Les grand-mères parfaites

Les grand-mères parfaites

« A l’intérieur de ces maisons, ouvertes au soleil, aux vents marins, à la rumeur de la mer, il y avait des pièces où nul ne pénétrait, hormis Ian et Roz, Tom et Lil »Les grand-mères parfaites

Je vous ai parlé il y a quelques temps d’un roman de Doris Lessing, « Vaincue par la brousse ». Et je peux bien vous avouer maintenant qu’il m’avait fascinée.

Depuis, « Perfect mothers » est sorti au cinéma et la bande annonce m’avait clairement intriguée… j’ai pris mes petits renseignements et découvert que c’était tout simplement une adaptation du roman « Les grands-mères » de la même auteure. Finalement, tous les chemins semblent mener à Doris Lessing. Et si par malheur je ne vous avais pas convaincus avec ma première critique, je vais me permettre de recommencer en vous parlant de ces fameuses grands-mères. Oublions le film pour le moment.

On retrouve ici l’intérêt marqué de Lessing pour des femmes qui s’accomplissent seules (c’est-à-dire sans hommes, ces derniers ne faisant que passer pour un mariage « quelconque » ou faire des enfants), vivent dans une bulle et s’affranchissent de la morale en place.

Le roman débute sur une scène faisant penser à un tableau : l’action est très lente, la contemplation prime. Deux femmes, belles et mûres, s’assoient avec leurs deux fils et leurs deux petites filles pour boire des jus de fruits et manger des sandwiches. Ils sont dans un bar au bord de la plage, il fait très chaud, ils sont blonds, beaux et bronzés, la nourriture qu’ils mangent trahit leur désir de faire perdurer leur bien être. Autour d’eux, ils attisent l’envie, font croire à la perfection d’une famille saine, soudée et sûre d’elle.

Une jeune femme petite et brune débarque alors, tenant dans sa main un paquet de lettres, l’air bouleversé. Ainsi s’achève le portrait idyllique pour pénétrer dans l’histoire d’une famille « élargie » dans laquelle deux meilleures amies se retrouvent à élever leurs fils seuls – chose qui les arrangent, puisque les maris ne pouvaient s’habituer à leur relation. Très vite, on découvre que derrière les apparences se cachent des secrets à la limite de la moralité : un quasi inceste, puisque après avoir élevé leur enfant et celui de l’autre comme si c’était également le leur, elles seront les premières à leur faire découvrir l’amour derrière les portes closes.

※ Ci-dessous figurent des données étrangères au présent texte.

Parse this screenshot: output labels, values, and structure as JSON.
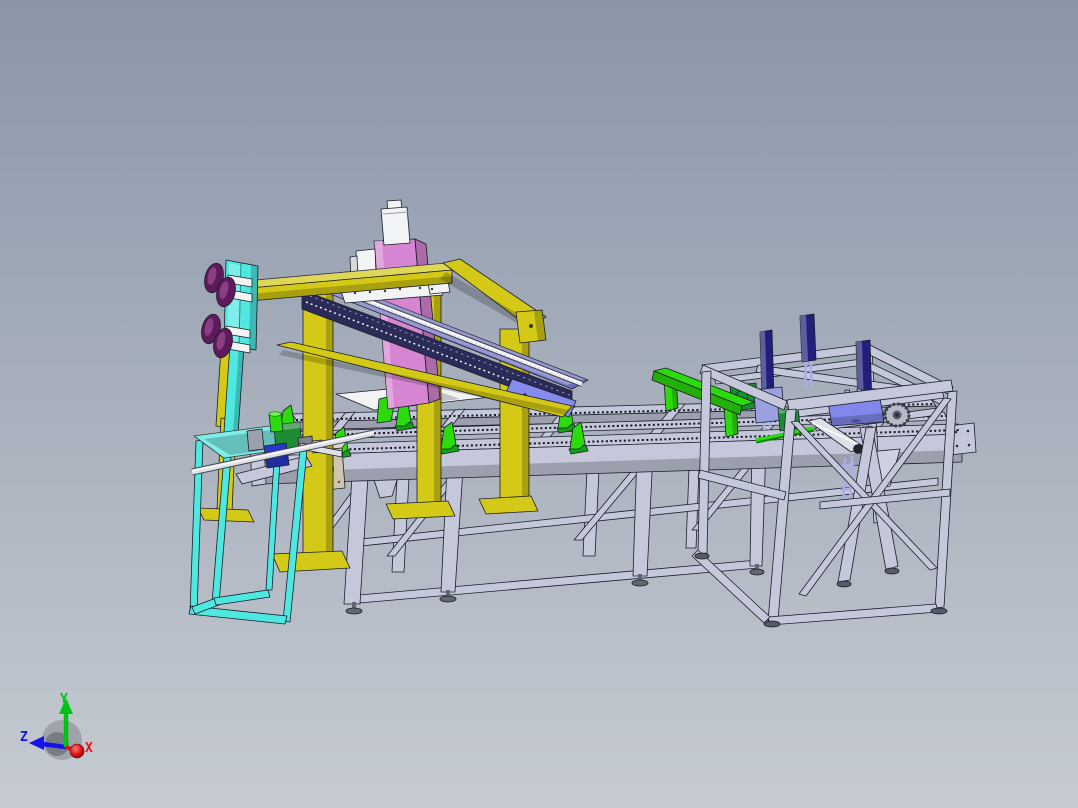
{
  "viewport": {
    "background_top": "#8a95a8",
    "background_bottom": "#c6cbd2",
    "edge_color": "#1b1e2a"
  },
  "triad": {
    "x": {
      "label": "X",
      "color": "#e81414"
    },
    "y": {
      "label": "Y",
      "color": "#00c414"
    },
    "z": {
      "label": "Z",
      "color": "#1414e8"
    },
    "sphere_color": "#84888f"
  },
  "machine": {
    "parts": {
      "frame_lavender": {
        "name": "conveyor-and-table-frame",
        "color": "#c4c8da"
      },
      "gantry_yellow": {
        "name": "gantry-frame",
        "color": "#d3c916"
      },
      "rail_navy": {
        "name": "linear-rail-body",
        "color": "#2b2b58"
      },
      "rail_top_indigo": {
        "name": "linear-rail-top",
        "color": "#6f6fc0"
      },
      "endplate_periwinkle": {
        "name": "rail-end-plate",
        "color": "#868bee"
      },
      "column_pink": {
        "name": "vertical-lift-column",
        "color": "#d685d2"
      },
      "cups_plum": {
        "name": "suction-cups",
        "color": "#5e1a5a"
      },
      "cyan_bright": {
        "name": "cyan-stand-and-plate",
        "color": "#4de8e0"
      },
      "green_bright": {
        "name": "green-fixtures",
        "color": "#2cdb0b"
      },
      "green_dark": {
        "name": "gear-motor",
        "color": "#1d8c35"
      },
      "purple_box": {
        "name": "purple-drive-box",
        "color": "#8287ec"
      },
      "tan_box": {
        "name": "tan-gearbox",
        "color": "#cdc5ac"
      },
      "white_part": {
        "name": "white-carriage-parts",
        "color": "#f2f3f5"
      },
      "silver": {
        "name": "silver-shafts",
        "color": "#dde0e7"
      },
      "blue_block": {
        "name": "blue-mount-block",
        "color": "#2838c8"
      },
      "post_navy": {
        "name": "guide-posts",
        "color": "#20207c"
      },
      "lavender_rod": {
        "name": "hanging-rods",
        "color": "#a9aee6"
      }
    }
  }
}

Le roman est court et véhicule une force incroyable par sa concision. La question de l’inceste est omniprésente puisque chaque fils considère l’amie de sa mère comme sa deuxième mère et inversement, même si aucun lien de sang ne les lie. Il n’est pourtant pas rare aujourd’hui de voir de jeunes hommes épris de femmes bien plus âgées (et encore moins des hommes avec des femmes plus jeunes). Ou se situe la limite puisque ce qu’ils font n’est pas légalement répréhensible ?

« A une table visiblement bien connue d’eux, ils déposèrent sacs, paréos et joujoux ; c’étaient des êtres soignés et resplendissants, comme tous ceux qui savent profiter du soleil. Ils s’installèrent- les jambes brunes et soyeuses des femmes négligemment terminées par des sandales, leurs mains que l’on devinait actives pour un temps au repos. »

Le récit se déroule comme dans un rêve : un paysage de vacances éternelles ou les protagonistes sont beaux et s’aiment plus que tout, comme des amis, comme une famille, comme des amants. Leur amour total et complet transcende le récit et le transforme en un poème, une ode au plaisir sans retenue – mais surtout sans une once de vulgarité et de trivialité. Les maris et les belles filles apparaissent et disparaissent, servent à maintenir les apparences dans un univers qui semble ne pas pouvoir être brisé puisque le cycle se répète : deux femmes ont été élevées quasiment ensemble, leurs deux fils deviennent meilleurs amis et les petites filles semblent prêtes à assurer la relève…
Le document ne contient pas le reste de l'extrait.